I shrugged. "Brian we've talked about this before. I don't do those things on purpose. My head is in some other place and I can't control it."
He nodded slowly. "OK, well you'd better be really sure of that, buddy, because I won't allow this to continue anymore, and I will not tolerate your doing violence to yourself, or anyone else ever again. If you don't maintain control over yourself, I'll do it, but it won't be on your terms. So you need to think about that."
I was stunned. "Are you saying I can control it?" I asked resentfully.
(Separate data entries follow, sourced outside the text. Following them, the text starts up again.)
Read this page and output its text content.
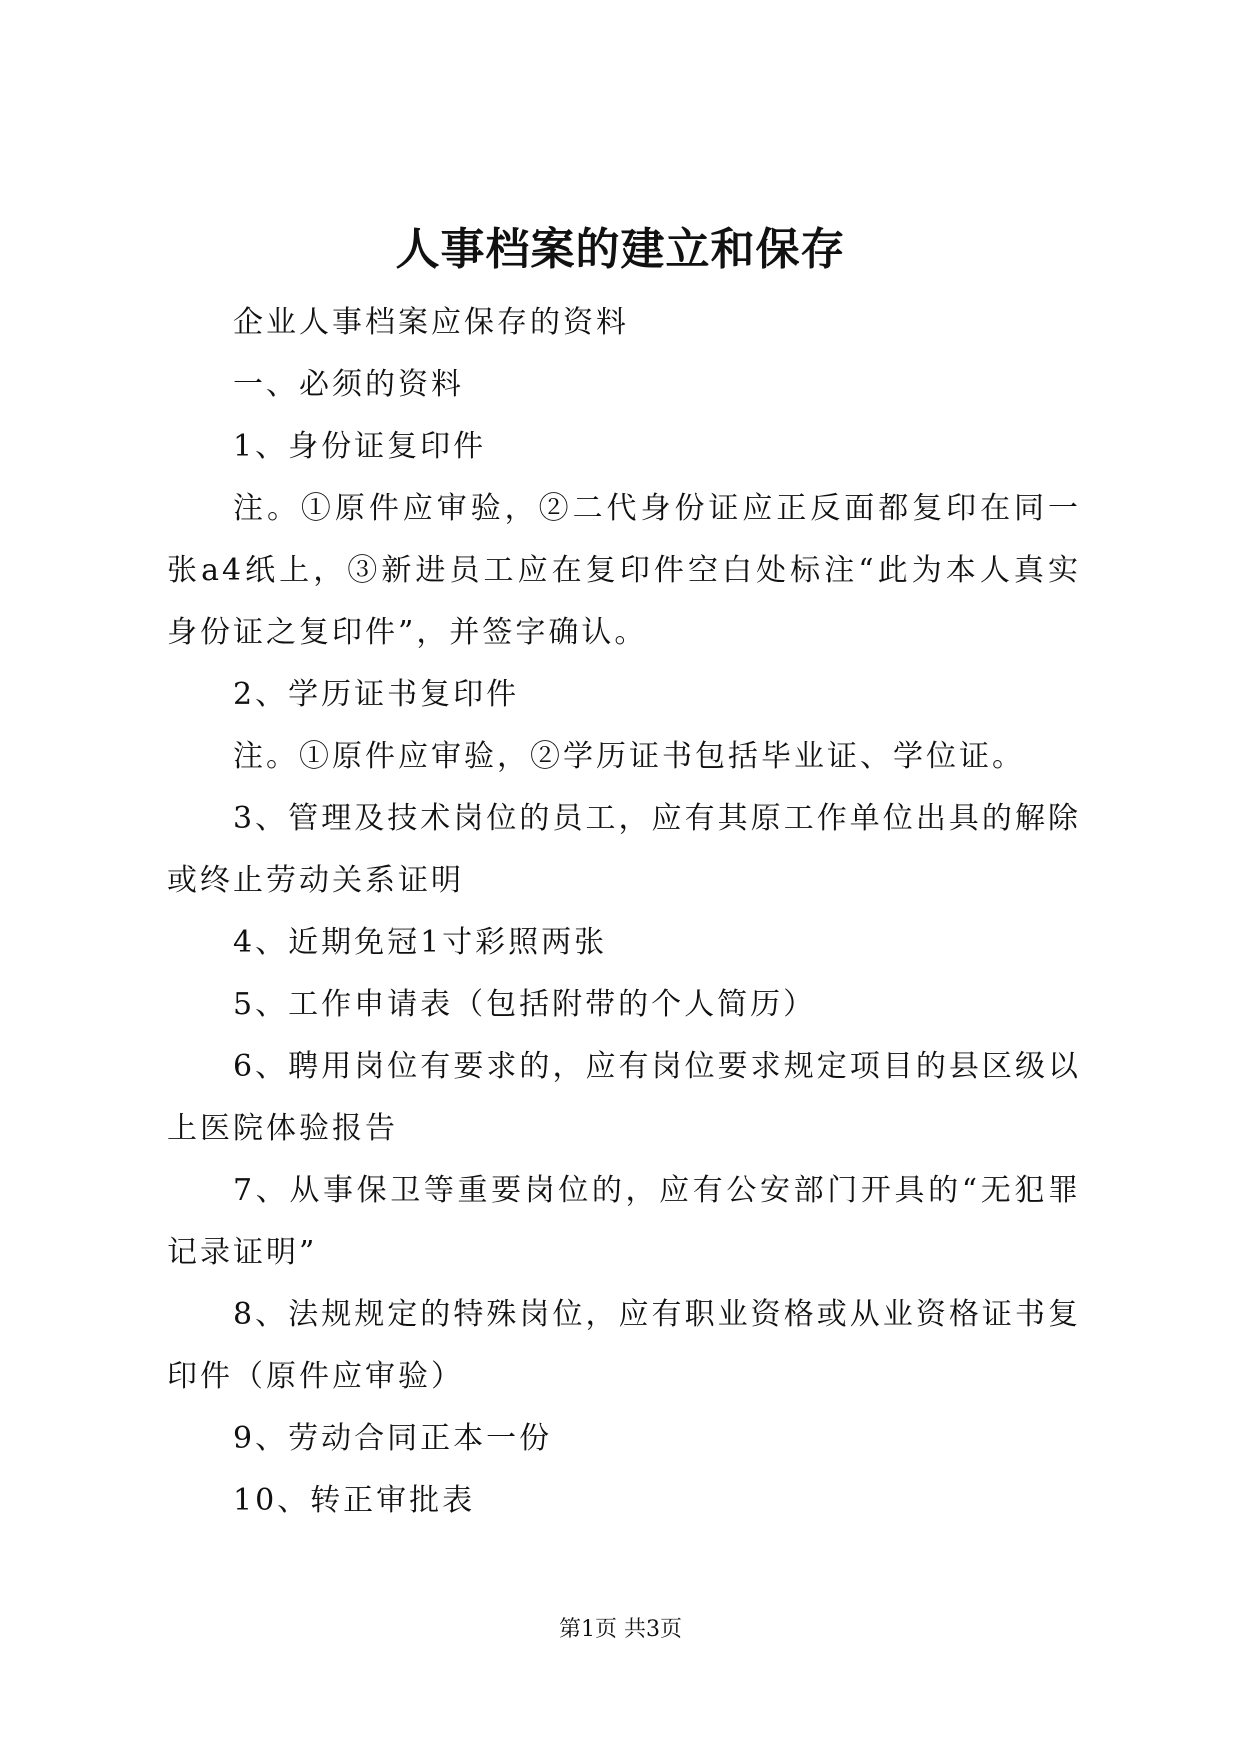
人事档案的建立和保存

企业人事档案应保存的资料

一、必须的资料

1、身份证复印件

注。①原件应审验，②二代身份证应正反面都复印在同一张a4纸上，③新进员工应在复印件空白处标注“此为本人真实身份证之复印件”，并签字确认。

2、学历证书复印件

注。①原件应审验，②学历证书包括毕业证、学位证。

3、管理及技术岗位的员工，应有其原工作单位出具的解除或终止劳动关系证明

4、近期免冠1寸彩照两张

5、工作申请表（包括附带的个人简历）

6、聘用岗位有要求的，应有岗位要求规定项目的县区级以上医院体验报告

7、从事保卫等重要岗位的，应有公安部门开具的“无犯罪记录证明”

8、法规规定的特殊岗位，应有职业资格或从业资格证书复印件（原件应审验）

9、劳动合同正本一份

10、转正审批表

第1页 共3页
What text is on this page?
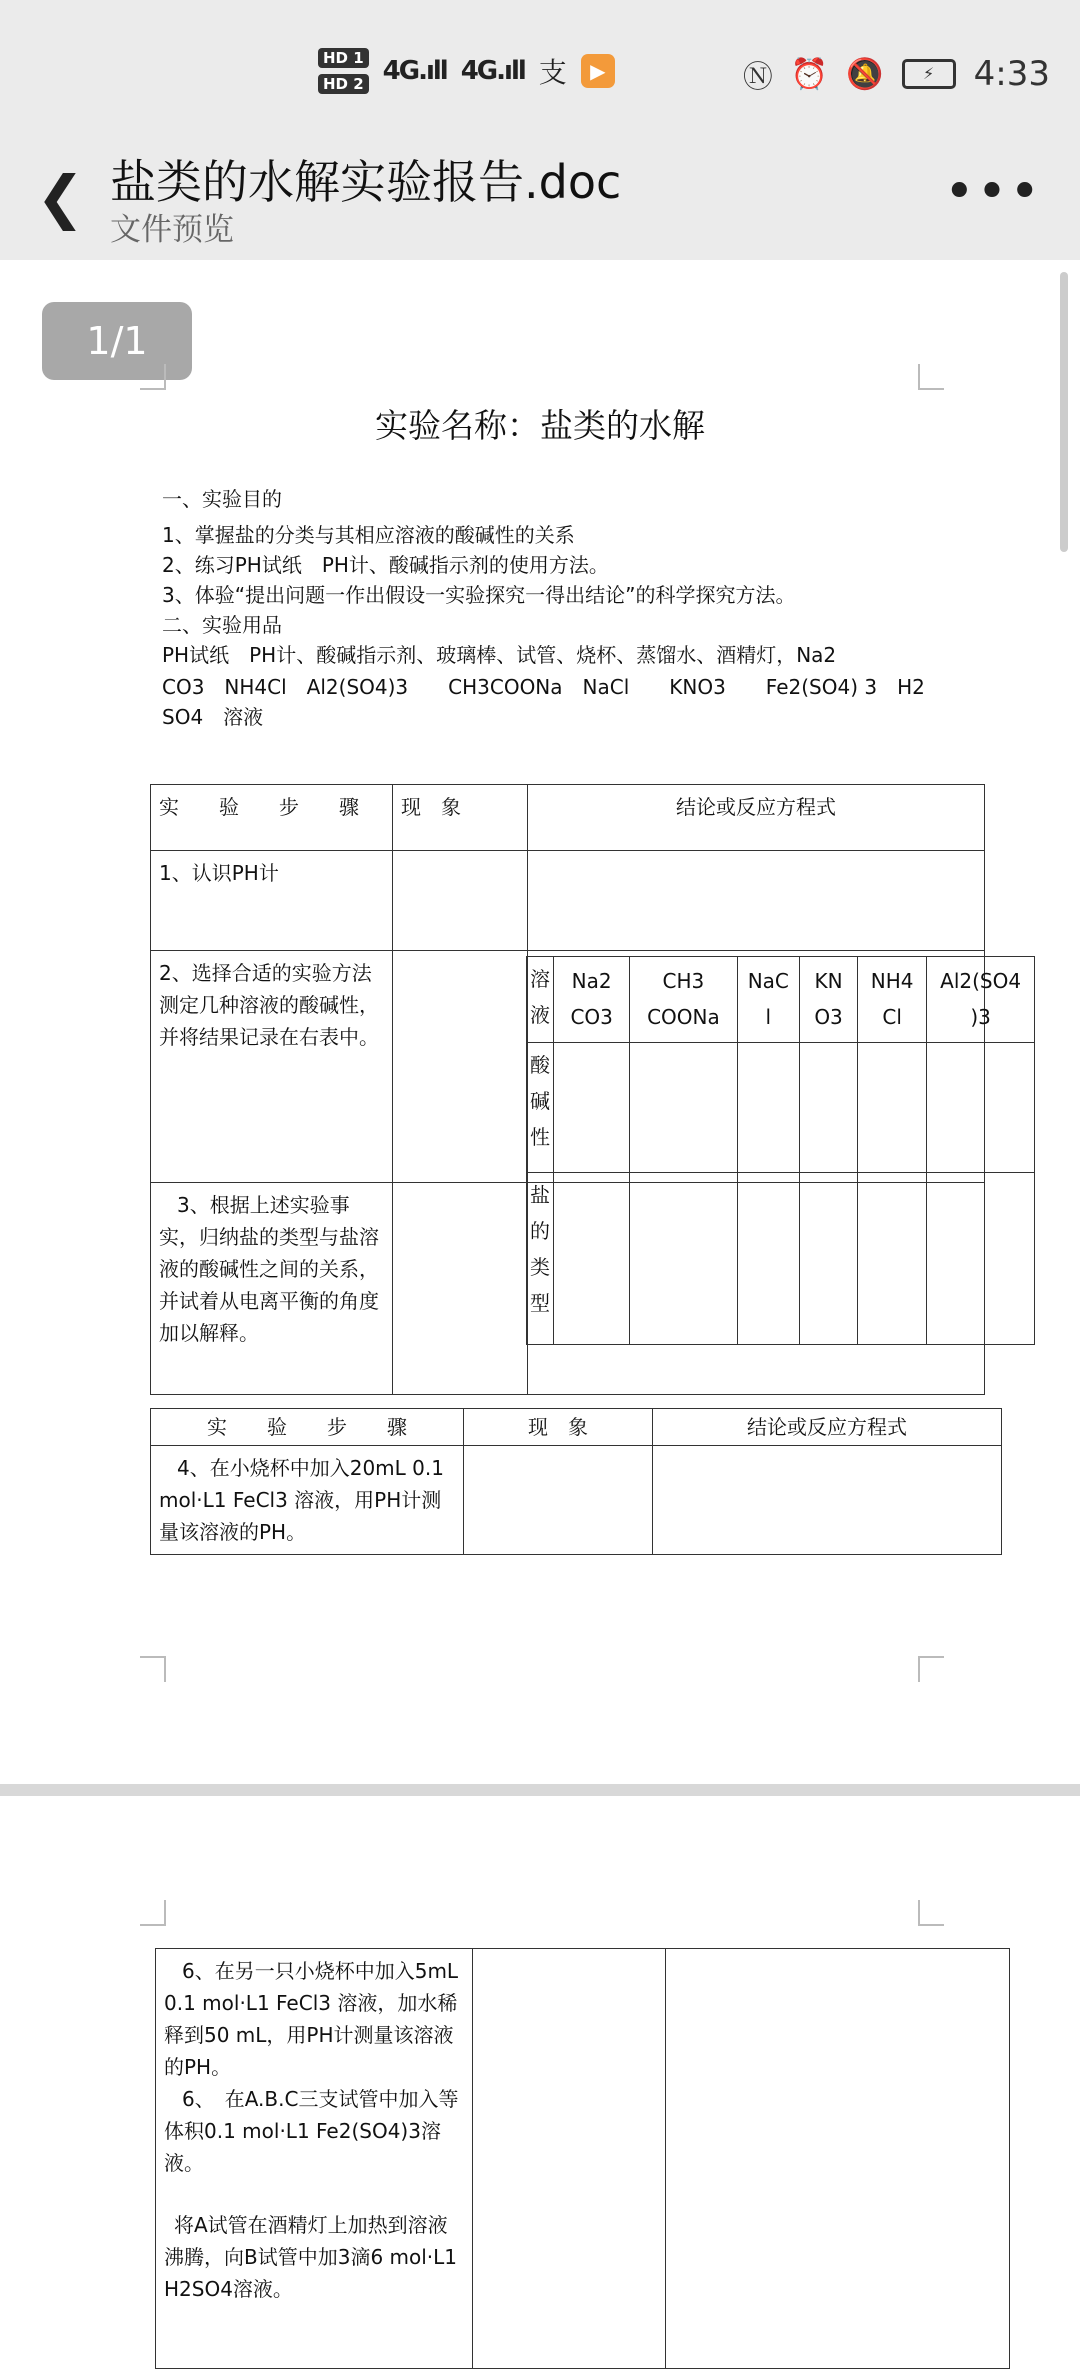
HD 1
HD 2 4G.ıll 4G.ıll 支	▶	Ⓝ ⏰ 🔕	⚡	4:33
❮ 盐类的水解实验报告.doc
文件预览
•••
1/1
实验名称：盐类的水解
一、实验目的
1、掌握盐的分类与其相应溶液的酸碱性的关系
2、练习PH试纸　PH计、酸碱指示剂的使用方法。
3、体验“提出问题一作出假设一实验探究一得出结论”的科学探究方法。
二、实验用品
PH试纸　PH计、酸碱指示剂、玻璃棒、试管、烧杯、蒸馏水、酒精灯，Na2
CO3　NH4Cl　Al2(SO4)3　　CH3COONa　NaCl　　KNO3　　Fe2(SO4) 3　H2
SO4　溶液
实　　验　　步　　骤	现　象	结论或反应方程式
1、认识PH计		
2、选择合适的实验方法测定几种溶液的酸碱性，并将结果记录在右表中。		
3、根据上述实验事实，归纳盐的类型与盐溶液的酸碱性之间的关系，并试着从电离平衡的角度加以解释。		
溶液	Na2 CO3	CH3 COONa	NaC l	KN O3	NH4 Cl	Al2(SO4 )3
酸碱性						
盐的类型						
实　　验　　步　　骤	现　象	结论或反应方程式
4、在小烧杯中加入20mL 0.1 mol·L1 FeCl3 溶液，用PH计测量该溶液的PH。		
6、在另一只小烧杯中加入5mL　0.1 mol·L1 FeCl3 溶液，加水稀释到50 mL，用PH计测量该溶液的PH。
6、　在A.B.C三支试管中加入等体积0.1 mol·L1 Fe2(SO4)3溶液。
将A试管在酒精灯上加热到溶液沸腾，向B试管中加3滴6 mol·L1 H2SO4溶液。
"I'm saying that there is a point when you have a choice. Your responsibility is to be aware of what your triggers are and to figure out techniques to avoid getting to the point of losing control. I also think it might be easier if you were under medical care, but you always refuse when it's offered. That is a very poor choice in my opinion, but is your choice to make."
"I don't know...." I said vaguely, hoping that would shut him up.
"You had better figure it out, then!" he said harshly. "Or you are going to spend a lot of time at the tender mercies of my rope and duct tape."
He rubbed the palm of his hand in slow circles on my chest, as he looked in my eyes. Then shook his head slowly. "OK Alex," he said as a sudden grin appeared on his face. "Are you going to go get in the car, so we can go to your appointment? or do I have to hog-tie and throw you in there like a wild animal?"
I furrowed my brows as I wondered if he'd really do that. Not wanting to chance it I quickly got into the passenger side.